[OPE-L:4663] Re: David Yaffe on Ricardo and Marx

From: paul bullock (paulbullock@ebms-ltd.in2home.co.uk)
Date: Sun Dec 10 2000 - 12:20:46 EST

Dear Paul Z

All I know of this is that NI I Ziber or Sieber (both spellings appear in
variors references to the man),  1844-1888 was an economic 'publicist',
witing for radical liberal  magazines , popularising marx;'s works.  The key
work that he wrote ' David ricardo and Karl Marx in their socio economic
investigations'  st Petersberg 1885, and found also in his CW's 2 vols 1900.
He had translated David Ricardo's works  by 1882  and I believe these
translations contained summaries of Marx's views.  Remember Russian was the
FIRST language into which capital was translated after the German ed. in
1872 and  its success in Russia was great and immediate.  Marx started
studying Russian seriously in 1870, so he was able to follow the  debate
after publication.. (remember the addendum to the second ed of Capital
relating to Danielson's review).

Lenin was born in1870. He did not have (own) a copy of Siebers 'David
Ricardo...' until at least after December 1897 ( when he was in exile at
Shushenskoye). However he uses it approvingly in writing various pieces at
that time... ( and I cannot find reference to any other work of Seibers in
Lenin)  which incidentally might interest some of those involved in the
current discussions here on line. eg  Lenins Characteristics of Economic
Romanticism., and  On the Market Question. Unfortunately I don't have
Russian so can't help... so I can't assess the notion that marx 'followed'
Ricardo . We all know that the questions asked by Ricado were reformulated
by Marx... is this 'following'... I don't really understand your question.
Clearly both Lenin and Marx appreciated Seiber's work , but this doesn't
make either of them a Ricardian. ... perhaps you could tell us what the
meaning of 'followed' was in that context, your question is  very

this leads me to Jerry's question to me about fundamentalism. I use the term
because I think the theory Marx developed stands, and by its nature can
itself be applied to explain the development of capitalism. I did not say
Marx had answered  all the concrete questions facing him... only that he
felt that he had built an approach, and answered so many key questions that
there was quite enough to go on! Fundamentalism... again in my sense
requires  scientific application and development, but when so many academics
in Universities spend so much of their time picking holes in Marx where
there are none, one can either say one is for him, or as Marx said at one
stage,  one isn't ( that sort of) Marxist.
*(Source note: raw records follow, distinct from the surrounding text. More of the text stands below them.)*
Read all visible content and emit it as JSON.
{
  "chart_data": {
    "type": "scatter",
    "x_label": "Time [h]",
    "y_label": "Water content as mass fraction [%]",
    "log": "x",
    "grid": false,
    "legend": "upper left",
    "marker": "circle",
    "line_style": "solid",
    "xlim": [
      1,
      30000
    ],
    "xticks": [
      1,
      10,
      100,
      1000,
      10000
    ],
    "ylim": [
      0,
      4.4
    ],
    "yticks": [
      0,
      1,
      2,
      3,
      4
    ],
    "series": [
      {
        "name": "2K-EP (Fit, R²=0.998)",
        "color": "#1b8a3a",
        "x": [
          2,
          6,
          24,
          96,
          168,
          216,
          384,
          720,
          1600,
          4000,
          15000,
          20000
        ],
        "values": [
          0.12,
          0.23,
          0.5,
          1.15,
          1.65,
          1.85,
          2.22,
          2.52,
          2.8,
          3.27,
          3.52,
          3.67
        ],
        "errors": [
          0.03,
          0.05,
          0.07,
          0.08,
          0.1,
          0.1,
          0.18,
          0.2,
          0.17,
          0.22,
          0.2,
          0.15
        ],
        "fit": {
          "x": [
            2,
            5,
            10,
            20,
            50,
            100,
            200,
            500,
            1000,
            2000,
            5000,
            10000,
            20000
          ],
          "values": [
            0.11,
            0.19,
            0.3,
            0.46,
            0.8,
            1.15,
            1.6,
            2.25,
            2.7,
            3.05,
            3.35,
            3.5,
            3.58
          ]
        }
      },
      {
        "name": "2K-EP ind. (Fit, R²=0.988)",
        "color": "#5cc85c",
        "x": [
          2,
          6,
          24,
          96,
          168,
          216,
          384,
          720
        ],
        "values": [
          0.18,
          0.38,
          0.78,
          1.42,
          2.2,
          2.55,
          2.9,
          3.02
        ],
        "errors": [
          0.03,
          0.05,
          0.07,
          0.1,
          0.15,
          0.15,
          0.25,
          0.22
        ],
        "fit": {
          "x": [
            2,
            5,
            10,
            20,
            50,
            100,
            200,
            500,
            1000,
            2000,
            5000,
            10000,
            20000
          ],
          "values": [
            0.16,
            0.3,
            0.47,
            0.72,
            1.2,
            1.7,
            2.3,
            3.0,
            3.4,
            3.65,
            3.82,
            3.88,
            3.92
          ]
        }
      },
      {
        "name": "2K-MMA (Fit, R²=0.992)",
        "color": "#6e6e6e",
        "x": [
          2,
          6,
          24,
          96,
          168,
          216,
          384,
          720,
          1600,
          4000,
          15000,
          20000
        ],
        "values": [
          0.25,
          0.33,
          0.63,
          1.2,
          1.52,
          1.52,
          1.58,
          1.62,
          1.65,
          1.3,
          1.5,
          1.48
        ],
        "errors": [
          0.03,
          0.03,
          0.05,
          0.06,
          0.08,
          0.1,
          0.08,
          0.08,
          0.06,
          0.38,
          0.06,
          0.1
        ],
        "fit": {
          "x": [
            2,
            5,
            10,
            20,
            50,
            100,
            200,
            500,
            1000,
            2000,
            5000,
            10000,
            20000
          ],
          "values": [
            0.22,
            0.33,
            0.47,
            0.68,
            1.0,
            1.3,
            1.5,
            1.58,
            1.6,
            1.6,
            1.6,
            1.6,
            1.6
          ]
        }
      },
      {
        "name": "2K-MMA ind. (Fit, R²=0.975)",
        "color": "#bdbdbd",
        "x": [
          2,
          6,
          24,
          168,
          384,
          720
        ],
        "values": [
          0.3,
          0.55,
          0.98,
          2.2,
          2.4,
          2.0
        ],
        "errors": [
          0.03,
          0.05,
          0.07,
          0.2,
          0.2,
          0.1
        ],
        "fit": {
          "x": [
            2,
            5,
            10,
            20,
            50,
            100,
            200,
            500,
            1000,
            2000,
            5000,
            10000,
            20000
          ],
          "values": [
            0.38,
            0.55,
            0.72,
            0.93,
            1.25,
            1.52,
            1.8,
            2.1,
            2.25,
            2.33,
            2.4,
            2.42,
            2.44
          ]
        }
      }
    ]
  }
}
In any case ther term orthodox
was thrown at us when we were taking up the Neo Ricardians (actually oftern
Smithians in many regards), so we took it up and said OK... Lenin did the
same of course (although i hasted to add that no comparison is at al
intended!!! ).

Jerry - The 30,000 words I was refering to was the length of   'The Crisis
and the Post war Boom'... did you read it?

Paul Blk

-----Original Message-----
From: Paul Zarembka <zarembka@acsu.buffalo.edu>
To: ope-l@galaxy.csuchico.edu <ope-l@galaxy.csuchico.edu>
Date: 06 December 2000 17:27
Subject: [OPE-L:4622] David Yaffe on Ricardo and Marx

>How do you reconcile the fact that Marx has a high regard for the work of
>N. Sieber (who wrote a book published in Russian in 1871 which Marx read
>and recommended highly; he also wrote articles in the 1870s on Marx's
>theories) even as Sieber explicitly wrote (and Marx read) that Marx was
>following in Ricardo's footsteps?  In other words, if Sieber was wrong,
>why did Marx praise Sieber's work and why didn't Marx correct Sieber?
>Paul Z.
>Paul Zarembka, editor, RESEARCH IN POLITICAL ECONOMY at
>********************** http://ourworld.compuserve.com/homepages/PZarembka
>On 6 Dec 2000, Jerry Levy wrote:
>> The inventor of the velocitometer, David Yaffe, has joined OPE-L.
>> Of course, David Y is known to many on this list for other
accomplishments as
>> well (see below).
>> ...
>> He provides us with the following (controversial?)introduction:
>> ...
>> Yet it was just at that time that many of the fundamental propositions
>> developed by Marx in his critique of political economy were being
>> challenged by a group of people in the CSE. They saw themselves as
>> non-dogmatic and creative 'critics' of Marx and believed they were
>> developing Marx's theoretical insights. We saw them quite differently. We
>> argued that they were not simply 'revising' Marx but rejecting the
>> scientific basis of his work. They represented a 'new' bourgeois school
>> thought - actually an old recurring one - located in the Ricardian
>> tradition of political economy. Their views would inevitably undermine
>> revolutionary conclusions contained in Marx's work. That is why we, as
>> 'orthodox' Marxists (they called us 'fundamentalists') vigorously opposed
>> the neo-Ricardians in all forums of the CSE.